メガ実数では、超実数で扱う移行原理は採用しません。したがって、例えば\(sin(ω)\)のように、三角関数のメガ実数版は改めて定義する必要があります。
関数の定義域をメガ実数へ延長する
メガ実数では四則演算が定義されています。
したがって、通常の実数関数であっても、それが四則演算で定義できるものは自然とメガ実数へと延長することができます。
例えば、
\(f:\mathbb{R}→\mathbb{R} f(x)=x^2\)
という実数を定義域とした実数への関数を例で説明します。
この関数は、2乗するという演算で定義できていますから、自然と
\(f:\mathbb{R(ω)}→\mathbb{R}(ω) f(x)=x^2\)
と定義式をメガ実数体(\(\mathbb{R}(ω)\)へと延長することができます。
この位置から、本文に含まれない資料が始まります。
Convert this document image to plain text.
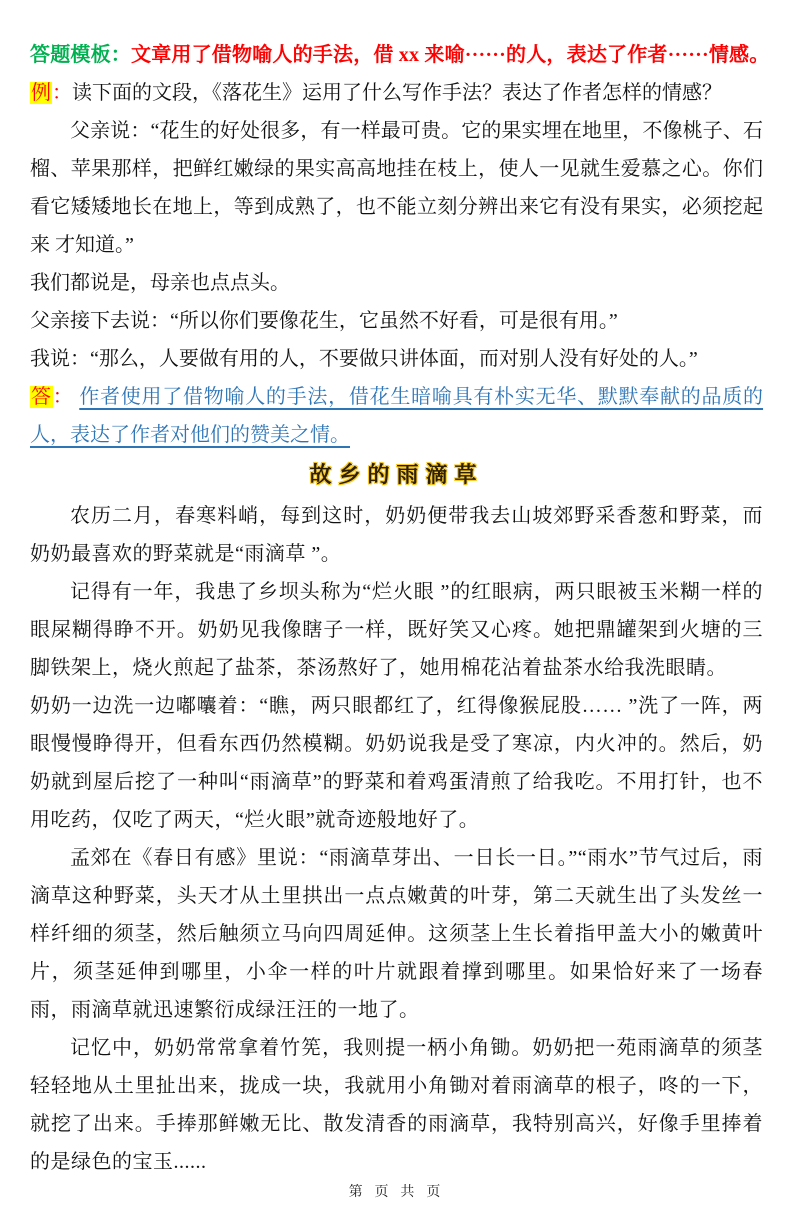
答题模板：文章用了借物喻人的手法，借 xx 来喻······的人，表达了作者······情感。

例：读下面的文段，《落花生》运用了什么写作手法？表达了作者怎样的情感？

父亲说：“花生的好处很多，有一样最可贵。它的果实埋在地里，不像桃子、石榴、苹果那样，把鲜红嫩绿的果实高高地挂在枝上，使人一见就生爱慕之心。你们看它矮矮地长在地上，等到成熟了，也不能立刻分辨出来它有没有果实，必须挖起来 才知道。”

我们都说是，母亲也点点头。

父亲接下去说：“所以你们要像花生，它虽然不好看，可是很有用。”

我说：“那么，人要做有用的人，不要做只讲体面，而对别人没有好处的人。”

答： 作者使用了借物喻人的手法，借花生暗喻具有朴实无华、默默奉献的品质的人，表达了作者对他们的赞美之情。

故乡的雨滴草

农历二月，春寒料峭，每到这时，奶奶便带我去山坡郊野采香葱和野菜，而奶奶最喜欢的野菜就是“雨滴草 ”。

记得有一年，我患了乡坝头称为“烂火眼 ”的红眼病，两只眼被玉米糊一样的眼屎糊得睁不开。奶奶见我像瞎子一样，既好笑又心疼。她把鼎罐架到火塘的三脚铁架上，烧火煎起了盐茶，茶汤熬好了，她用棉花沾着盐茶水给我洗眼睛。

奶奶一边洗一边嘟囔着：“瞧，两只眼都红了，红得像猴屁股…… ”洗了一阵，两眼慢慢睁得开，但看东西仍然模糊。奶奶说我是受了寒凉，内火冲的。然后，奶奶就到屋后挖了一种叫“雨滴草”的野菜和着鸡蛋清煎了给我吃。不用打针，也不用吃药，仅吃了两天，“烂火眼”就奇迹般地好了。

孟郊在《春日有感》里说：“雨滴草芽出、一日长一日。”“雨水”节气过后，雨滴草这种野菜，头天才从土里拱出一点点嫩黄的叶芽，第二天就生出了头发丝一样纤细的须茎，然后触须立马向四周延伸。这须茎上生长着指甲盖大小的嫩黄叶片，须茎延伸到哪里，小伞一样的叶片就跟着撑到哪里。如果恰好来了一场春雨，雨滴草就迅速繁衍成绿汪汪的一地了。

记忆中，奶奶常常拿着竹筅，我则提一柄小角锄。奶奶把一苑雨滴草的须茎轻轻地从土里扯出来，拢成一块，我就用小角锄对着雨滴草的根子，咚的一下，就挖了出来。手捧那鲜嫩无比、散发清香的雨滴草，我特别高兴，好像手里捧着的是绿色的宝玉......

第 页 共 页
このように、有理関数はすべて自然にメガ実数へと延長することができます。
メガ実数での極限
メガ実数では数列を自然数からメガ実数への関数(写像)と考えます。
\(a:\mathbb{N}→\mathbb{R}(ω)\)
したがって、メガ実数の数列の添え字は自然数となります。
\(a_ω\)のような項はこの数列にはないということです。
ただし、この数列が四則演算で一般項が定義されている場合は、定義域を自然にメガ実数体に延長することができます。
例えば、
\(a_n=n^2+n+2\)といった数列を考えます。
具体的には、
\(a_1=4,a_2=8,a_3=14,…\)
といった数列です。
この数列の一般項はnの四則演算で定義されていますから、定義域(添え字)をメガ実数へと延長することが可能です。
すなわち、この数列は、関数
\(f(x)=x^2+x+2\)
に延長することができますので、\(f(ω)\)なども定義されます。
この数列\(a_n\)は無限大に発散する数列として取り扱われます。
関数\(f(x)\)は、x→∞にした時の極限を考えることができます。
\(f(x)\)はx→∞で発散すると考えますが、メガ実数ではもう一つの視点があります。
それは、\(f(x)\)はx=ωでの値が存在することです。
\(f(ω)=ω^2+ω+2\)といったメガ実数の値がきちんと定義されます。
同様に、x=ω+1の時や、x=ω^2の時の\(f(x)\)の値も定義されています。
\(f(ω+1)=(ω+1)^2+(ω+1)+2=ω^2+3ω+4\)
\(f(ω^2)=(ω^2)^2+ω^2+2\)
のようにです。
いずれにしても、この関数の値は無限大(すべての実数より大きい数)となっていますが、もう一つの特徴があります。
それは、当たり前ですが標準部分が実数である(存在する)ということです。
メガ実数の標準部分は、無限大パートや無限小パートを取り除いた数のことです。
かならず実数になります。
記号の使い方の正確性な説明が欠けていますが、これを記号で模式的に書くと
\(st(f(ω+1))=4\)
\(st(f(ω^2)=2\)
となります。
メガ実数では極限を求めるかわりに、x=ωでの標準部分でその代用を考えます。
標準部分は必ず実数になるので、代用した収束値を使うと、収束半径といったわずらわしい検証を省くことができます。
話を数列に戻すと、数列\(a_n\)の極限は無限大と考えますが、メガ実数ではx=ωの標準部分をその収束値として代用します。